One person who was rarely mentioned? Arizona’s John McCain. Despite McCain’s rapidly fading reputation for being a maverick, he’s not known as a health care wonk or a lawmaker who cares about preserving social welfare programs in general. And yet it was a smiling McCain—playing coy with both reporters and his colleagues—who ultimately killed the bill early Friday morning.
The final hours of the Senate’s shameful attempt at repealing Obamacare were fittingly absurd. The bill wasn’t made public until 10pm. Many Republicans, like McCain’s BFF Lindsey Graham, had already slammed it as a “disaster.” Leadership was spinning it as little more than a procedural step to move on to conference committee, but it had all the makings of a fait accompli.
When it became clear that McCain might be voting no, things got really weird. The Senate floor turned into a scene of furious lobbying, with Vice President Mike Pence and Majority Leader Mitch McConnell trying to bring either Murkowski or McCain back in the fold. No one knew how McCain would vote, so every small gesture—a hug, a smile—became a sign. It would have been silly, if not for the stakes.

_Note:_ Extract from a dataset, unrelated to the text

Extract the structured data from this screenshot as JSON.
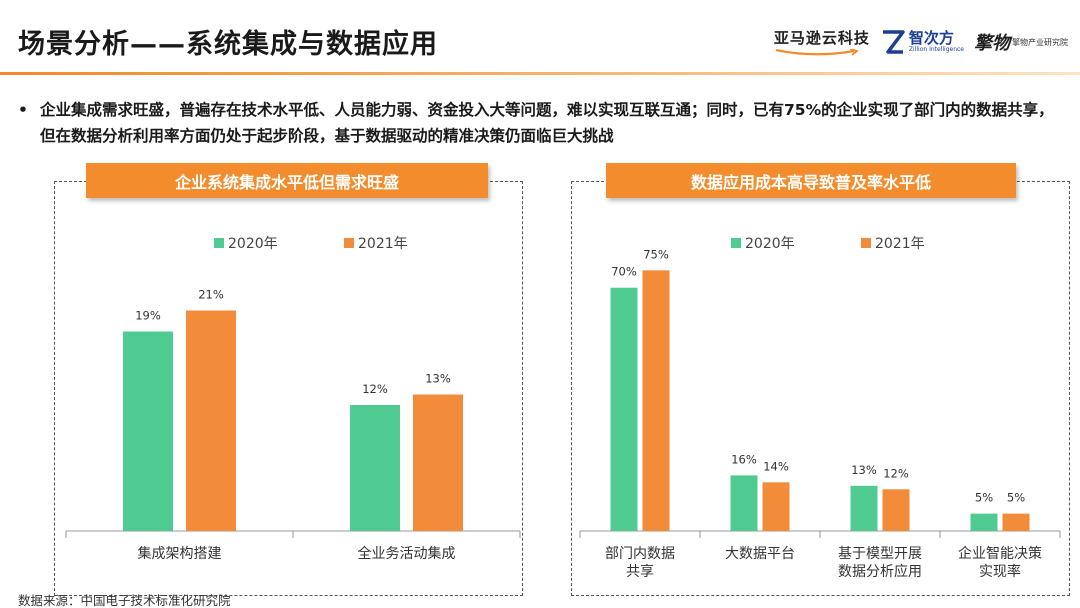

When McCain finally cast his “no” vote, Democrats broke into spontaneous and brief applause. But how did McCain become health care’s savior?
The answer might lie in the speech he gave when he returned to the Senate on Wednesday. He tore into Republican leadership for “coming up with a proposal behind closed doors in consultation with the administration, then springing it on skeptical members, trying to convince them that it was better than nothing.” He added, “I don’t think that’s going to work in the end, and it probably shouldn’t.”

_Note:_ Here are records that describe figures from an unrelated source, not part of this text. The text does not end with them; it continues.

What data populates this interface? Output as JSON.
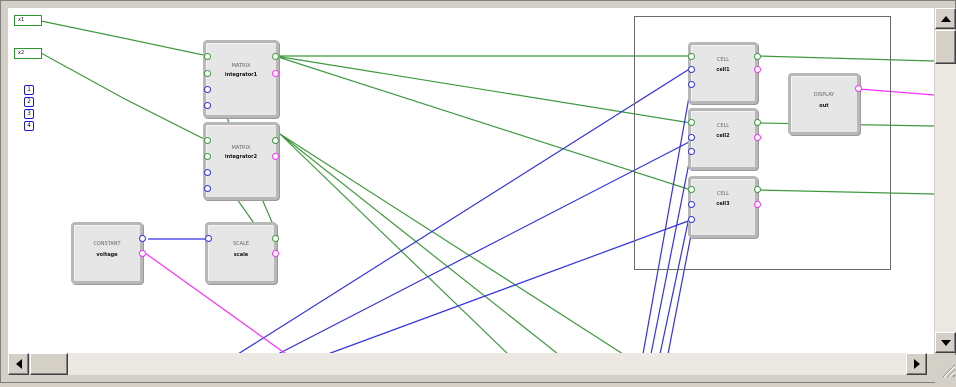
{
  "inports": [
    {
      "id": "in1",
      "label": "x1"
    },
    {
      "id": "in2",
      "label": "x2"
    }
  ],
  "panel_buttons": [
    "1",
    "2",
    "3",
    "4"
  ],
  "blocks": [
    {
      "id": "b1",
      "type": "MATRIX",
      "name": "integrator1"
    },
    {
      "id": "b2",
      "type": "MATRIX",
      "name": "integrator2"
    },
    {
      "id": "b3",
      "type": "CONSTANT",
      "name": "voltage"
    },
    {
      "id": "b4",
      "type": "SCALE",
      "name": "scale"
    },
    {
      "id": "b5",
      "type": "CELL",
      "name": "cell1"
    },
    {
      "id": "b6",
      "type": "CELL",
      "name": "cell2"
    },
    {
      "id": "b7",
      "type": "CELL",
      "name": "cell3"
    },
    {
      "id": "b8",
      "type": "DISPLAY",
      "name": "out"
    }
  ],
  "colors": {
    "data_wire": "#3f9a3f",
    "control_wire": "#3232e6",
    "event_wire": "#ff30ff",
    "canvas": "#ffffff"
  },
  "scrollbars": {
    "vertical_thumb_fraction": 0.12,
    "horizontal_thumb_fraction": 0.0
  }
}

McCain returned to that institutionalist line in his statement after the “no” vote, saying, “We must now return to the correct way of legislating.” Yet the only reason we got to this point is because McCain voted to override the correct way of legislating earlier in the week. In the most charitable reading of what the hell McCain was up to, he allowed the motion to proceed so he could ultimately kill the bill in the name of protesting the process. And, perhaps, giving a huge middle finger to Mitch McConnell and Donald Trump.